Interactive RAG Chatbot Built on Snowflake and Streamlit

chatbot interface
answer before enrichment 90% relevancy
human feedback and answer after enrichment 95% relevancy
trulens to evaluate answer relevance and other metrics in vscode

Inspiration

Extensive research has been conducted to improve RAG’s performance, accuracy, and recall. However, two critical aspects of RAG that present challenges are the lack of evaluation metrics for answer relevancy; and the difficulty in implementing improvements based on the users feedback.

What it does

In summary, the key contributions include incorporating live metrics into RAG evaluation and leveraging user feedback to improve RAG performance in real-time. Users provide thumbs up or thumbs down can trigger chatbot to store good answer to database for future fine tuning or increase chunk sizes to improve the metric (answer relevancy)

How we built it

ETL and Cortex Search ETL is done within snowflake CLI or console using SQL Scripts. It transforms pdfs files into text chunks and embeddings and merged with other meta data as a data chunk table. then a cortex search service will be created for RAG. The SQL notebook can be found in github repo.
Query-Answer Relevancy Evaluation: was done by using large language model to evaluate question-retrieved text chunks-answer triplets.
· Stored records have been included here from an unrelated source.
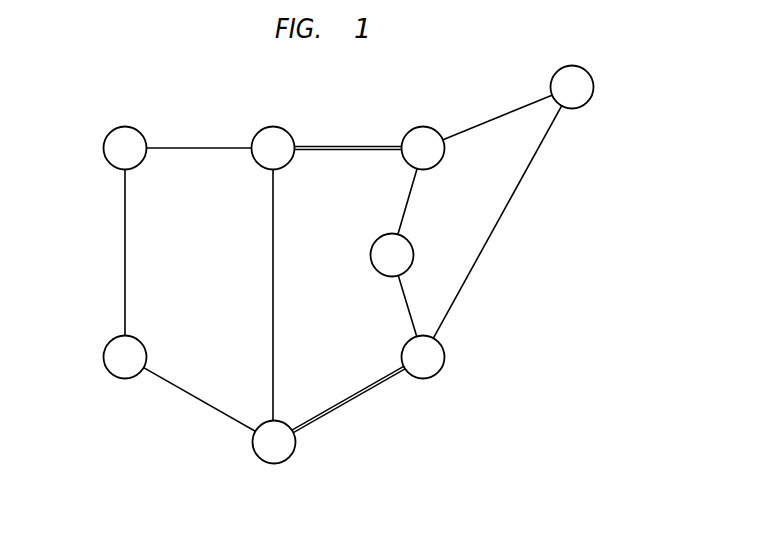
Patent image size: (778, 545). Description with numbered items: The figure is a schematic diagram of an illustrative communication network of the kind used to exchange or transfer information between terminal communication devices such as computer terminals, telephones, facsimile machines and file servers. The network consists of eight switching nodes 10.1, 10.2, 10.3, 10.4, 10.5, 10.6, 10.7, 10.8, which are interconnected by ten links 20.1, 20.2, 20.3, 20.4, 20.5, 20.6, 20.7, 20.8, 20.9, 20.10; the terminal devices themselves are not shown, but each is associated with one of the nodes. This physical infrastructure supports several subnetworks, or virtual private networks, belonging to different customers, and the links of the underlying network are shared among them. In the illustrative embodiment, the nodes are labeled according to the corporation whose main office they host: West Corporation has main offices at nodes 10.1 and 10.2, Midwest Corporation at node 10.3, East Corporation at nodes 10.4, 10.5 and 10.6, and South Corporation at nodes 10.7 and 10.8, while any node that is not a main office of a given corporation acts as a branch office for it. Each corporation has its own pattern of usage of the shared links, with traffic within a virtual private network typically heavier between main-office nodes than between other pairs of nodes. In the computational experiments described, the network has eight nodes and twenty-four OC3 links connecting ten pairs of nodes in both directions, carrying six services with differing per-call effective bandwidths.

The switching node 10.1 is at (108, 371).
The switching node 10.2 is at (108, 162).
The switching node 10.3 is at (258, 162).
The switching node 10.4 is at (408, 163).
The switching node 10.5 is at (592, 73).
The switching node 10.6 is at (377, 271).
The switching node 10.7 is at (445, 352).
The switching node 10.8 is at (258, 459).
The link 20.1 is at (124, 243).
The link 20.2 is at (180, 148).
The link 20.3 is at (329, 146).
The link 20.4 is at (493, 118).
The link 20.5 is at (502, 213).
The link 20.6 is at (410, 197).
The link 20.7 is at (406, 303).
The link 20.8 is at (358, 395).
The link 20.9 is at (272, 279).
The link 20.10 is at (203, 401).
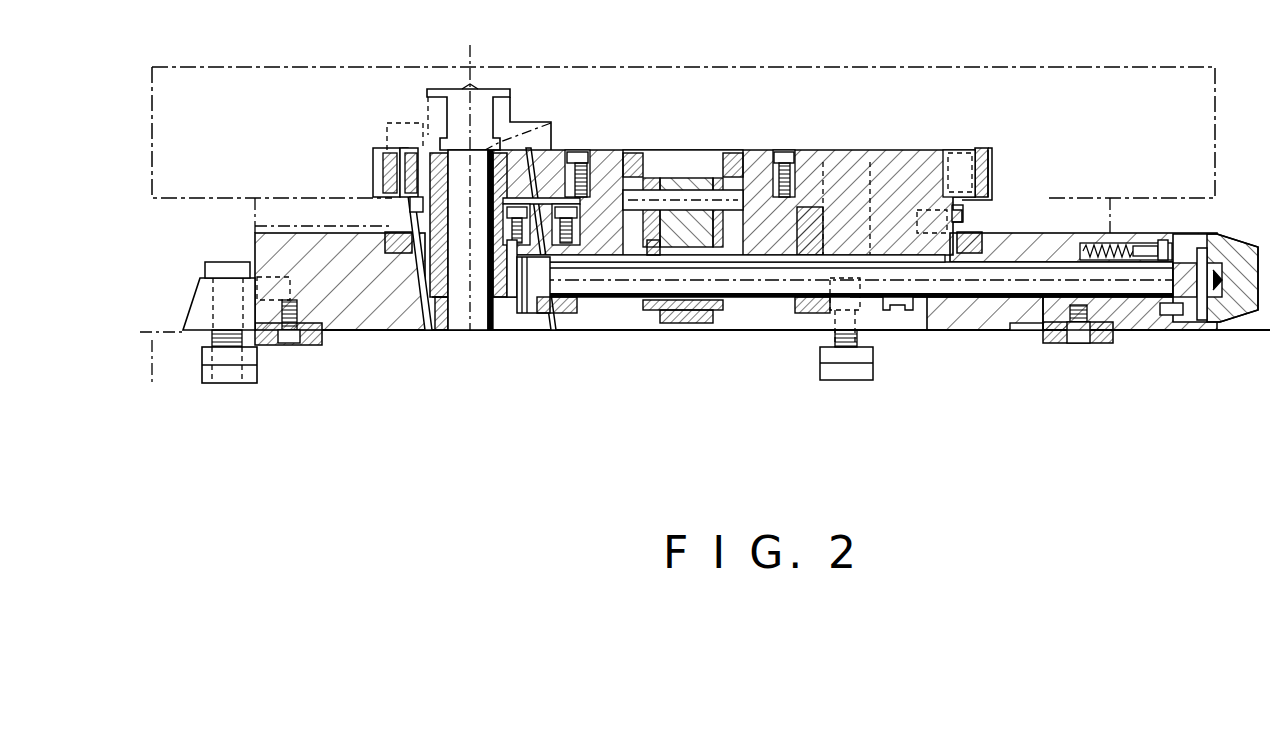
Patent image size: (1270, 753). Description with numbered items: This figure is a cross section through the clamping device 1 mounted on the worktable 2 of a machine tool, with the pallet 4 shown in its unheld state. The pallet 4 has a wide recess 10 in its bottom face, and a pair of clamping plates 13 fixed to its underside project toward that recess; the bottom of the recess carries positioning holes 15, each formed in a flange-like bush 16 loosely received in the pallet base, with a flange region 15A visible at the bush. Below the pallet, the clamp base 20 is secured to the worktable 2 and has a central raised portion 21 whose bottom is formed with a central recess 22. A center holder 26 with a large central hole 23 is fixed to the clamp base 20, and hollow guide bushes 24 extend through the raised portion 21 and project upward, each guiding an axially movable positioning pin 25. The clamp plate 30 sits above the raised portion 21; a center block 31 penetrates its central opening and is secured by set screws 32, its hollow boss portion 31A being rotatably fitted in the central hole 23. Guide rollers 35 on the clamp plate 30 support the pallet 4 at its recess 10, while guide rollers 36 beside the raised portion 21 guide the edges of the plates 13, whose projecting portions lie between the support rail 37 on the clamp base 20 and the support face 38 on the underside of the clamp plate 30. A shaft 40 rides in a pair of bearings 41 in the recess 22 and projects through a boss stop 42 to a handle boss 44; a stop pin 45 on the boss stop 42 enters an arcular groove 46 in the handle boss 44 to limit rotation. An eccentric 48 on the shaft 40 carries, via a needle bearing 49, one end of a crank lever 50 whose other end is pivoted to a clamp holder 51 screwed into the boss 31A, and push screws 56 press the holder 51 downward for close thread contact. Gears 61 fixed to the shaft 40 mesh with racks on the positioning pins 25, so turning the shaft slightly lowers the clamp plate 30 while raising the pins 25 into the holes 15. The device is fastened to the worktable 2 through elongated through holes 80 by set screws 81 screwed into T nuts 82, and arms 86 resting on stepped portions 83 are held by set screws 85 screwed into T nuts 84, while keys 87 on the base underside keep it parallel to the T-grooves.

The answer is scored between 0-100%.
Streamlit Dynamic Integration of users feedback In Streamlit, every user interaction — such as clicking a button or submitting a form — triggers a complete rerun of the script from the beginning. This automatic rerun updates the application’s state, displays changes, and processes any logic conditional on the new state. This approach allows for dynamically updating web apps responsively without relying on traditional web development techniques like AJAX or WebSockets, making it ideal for developers with data science or analytics backgrounds.

Challenges we ran into

snowflake learning curve
Query-Answer Relevancy Evaluation: have consistent evaluation scores on each answer triplets
**User's feedback integration: enhance user experience using thumbs up and down in streamlit frontend
** retrieval issues**: relevant text chunks were not retrieved from similarity search which resulting in hallucination and low answer relevancy scores
streamlit app migrate from snowflake out to streamlit community cloud and migrate. c

Accomplishments that we're proud of

Query-Answer Relevancy Evaluation: LLM Generated Answer Relevancy Scores for QA Evaluation
Users feedback dynamic integration: RAG Improvement with Human Feedback, which can be quantified by answer relevancy scores
User Empowerment: Enable non-technical users to interact with and understand complex financial documents with natural language queries

What we learned

snowflake hands on experience
Prompt Engineering: curated prompts are important to have consistent LLM outputs including evaluation scores
Human in the Loop: find an efficient way to integrate customer feedback into RAG to refine search results
Future Opportunities: It opens a door for use to integrate RL into RAG system

What's next for Interactive RAG Chatbot Built on Snowflake and Streamlit

Streamlit cloud deployment: the snowflake based streamlit app into vscode and streamlit community cloud. there are certain limitations on the Snowflake platform that we could not address due to the short timeframe.
** RAG Optimization**: We like to implement other optimization tools to improve RAG using human feedback and reenforce learning. Several approaches could enhance RAG performance, such as reranker-based retrieval, DSPY-based few-shot prompt optimization, and others, as outlined in our previous blogs.